那张脸,晚衎一眼便看到了,但他却说不出那张脸具体是什么样子的,每一刻每一秒,那脸上的五官都在变化,仿佛是无数人的脸浮现在眼前,可他仔细看了,才明白那只是五官在不断变动罢了。
但无论如何变化,显露出的都是女人的脸,和锦秋所说的只求美人颜不一样,时常会变化作普通或者丑陋的面容来,仿佛是它一开始就已经存在的面孔。
一个女人落在晚衎面前,她一身白衣,几乎没有实体般带着几分虚无,她看着晚衎,脸上露出了喜悦的笑容。
“你、你便是···”她笑着,对晚衎伸出手来,仿佛是想抚上他的脸颊一般,“最完美的脸。”
女人一点点靠近,晚衎一动不动,他看着那女人,想起锦秋说起的故事。
以前,凡人之间的战争非常的凶残,几乎每天都有许多的人死去,男人们死于战场,女人们被山贼掠走,那些女人们受尽折辱,带着巨大的怨气自刎,她们的怨气汇聚起来,化作恶灵杀死了所有的山贼。
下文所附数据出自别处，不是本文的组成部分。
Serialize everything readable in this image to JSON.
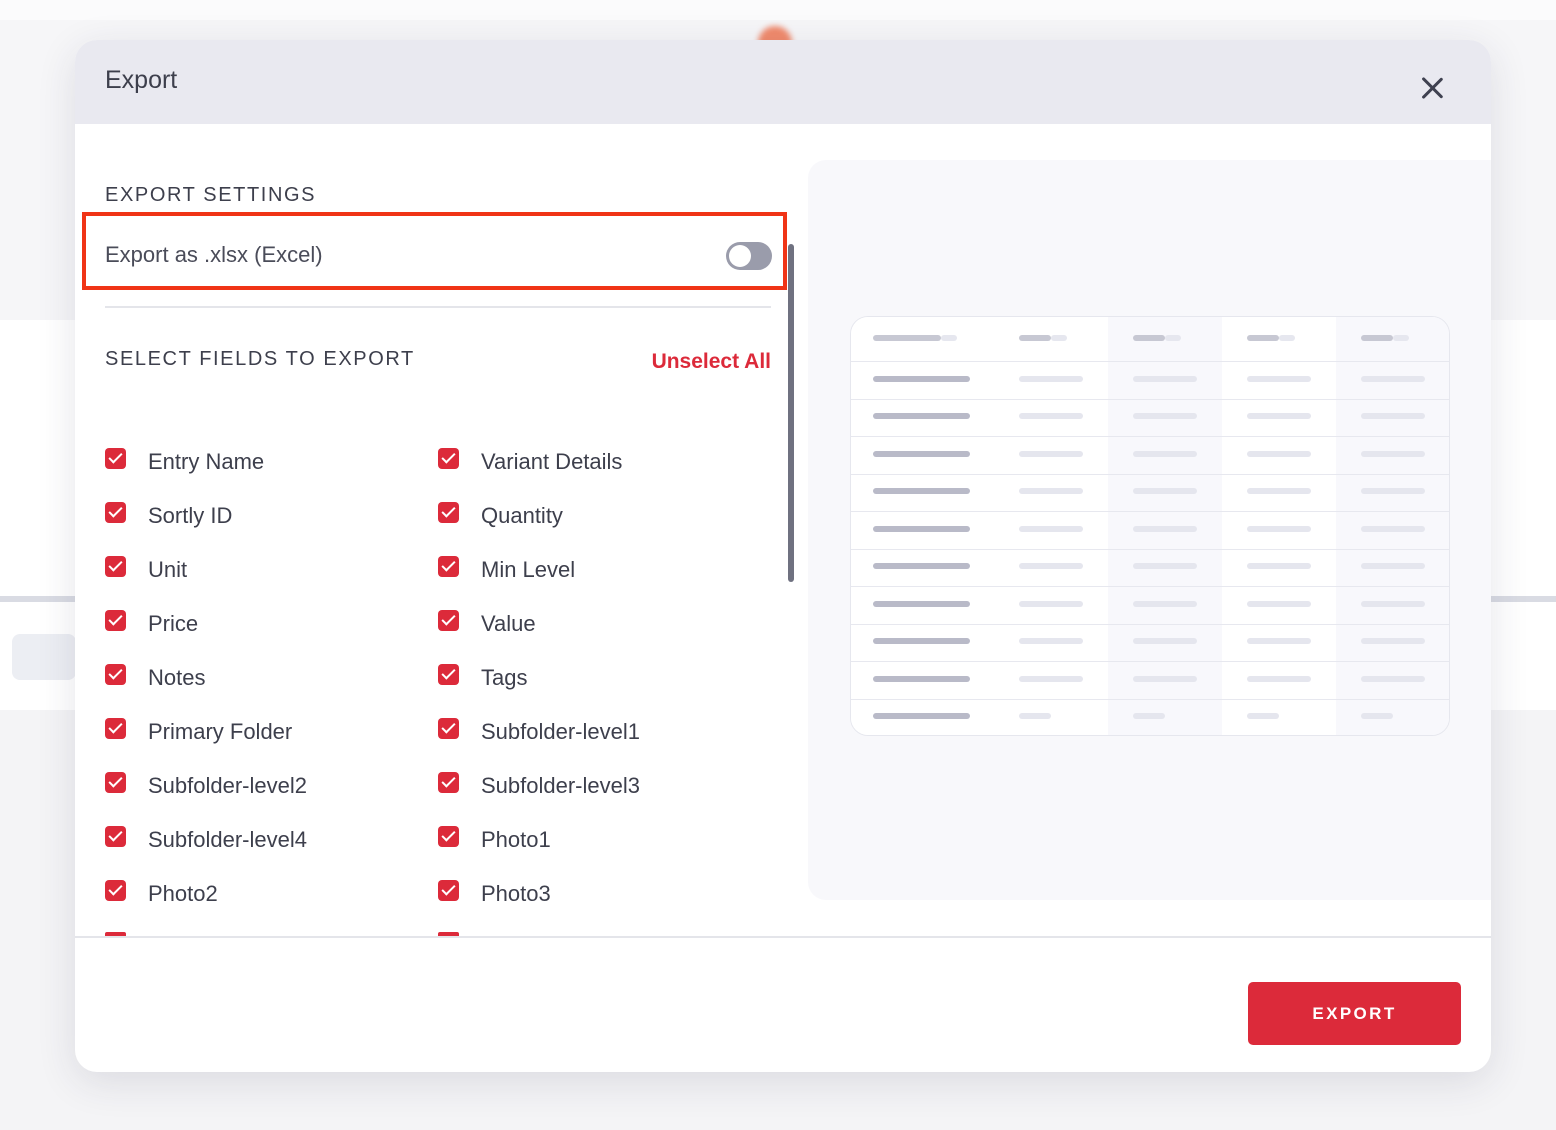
{
  "modal": {
    "title": "Export",
    "close_icon": "close-icon"
  },
  "settings": {
    "section_title": "EXPORT SETTINGS",
    "xlsx_label": "Export as .xlsx (Excel)",
    "xlsx_enabled": false
  },
  "fields_section": {
    "title": "SELECT FIELDS TO EXPORT",
    "unselect_all_label": "Unselect All",
    "fields": [
      {
        "label": "Entry Name",
        "checked": true
      },
      {
        "label": "Variant Details",
        "checked": true
      },
      {
        "label": "Sortly ID",
        "checked": true
      },
      {
        "label": "Quantity",
        "checked": true
      },
      {
        "label": "Unit",
        "checked": true
      },
      {
        "label": "Min Level",
        "checked": true
      },
      {
        "label": "Price",
        "checked": true
      },
      {
        "label": "Value",
        "checked": true
      },
      {
        "label": "Notes",
        "checked": true
      },
      {
        "label": "Tags",
        "checked": true
      },
      {
        "label": "Primary Folder",
        "checked": true
      },
      {
        "label": "Subfolder-level1",
        "checked": true
      },
      {
        "label": "Subfolder-level2",
        "checked": true
      },
      {
        "label": "Subfolder-level3",
        "checked": true
      },
      {
        "label": "Subfolder-level4",
        "checked": true
      },
      {
        "label": "Photo1",
        "checked": true
      },
      {
        "label": "Photo2",
        "checked": true
      },
      {
        "label": "Photo3",
        "checked": true
      }
    ]
  },
  "footer": {
    "export_label": "EXPORT"
  },
  "colors": {
    "accent": "#dc2a3a",
    "highlight": "#f03416",
    "header_bg": "#e9e9f0"
  }
}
但就算山贼已死,恶灵也没有散去,它守在山上,日复一日的杀死着所有路过此处的男人,直到如今,它吃了太多人,生出了灵智,便开始追逐新的目标。
它想变成人,变成一个美丽无比的女人。
可惜。
长剑骤然出现在手中,狠狠的刺入了女人靠近的身体,那透明的身体被刺了个对穿,却没有流出鲜血在,只是飘出几缕黑烟。
被打得个措手不及的女人发生一声尖叫,那声音宛如要撕碎人的耳膜一般,晚衎防不胜防,及时他已经及时后撤,可这声波的攻击依然伤到了他。
鲜血从耳中流出,晚衎深吸一口气,耳边是阵阵轰鸣,他看到锦秋的嘴一张一合,朝着他大叫着什么,可晚衎什么也没听到。
看着女人挥舞着利爪扑了上来,晚衎丝毫不惧,手持长剑迎了上去。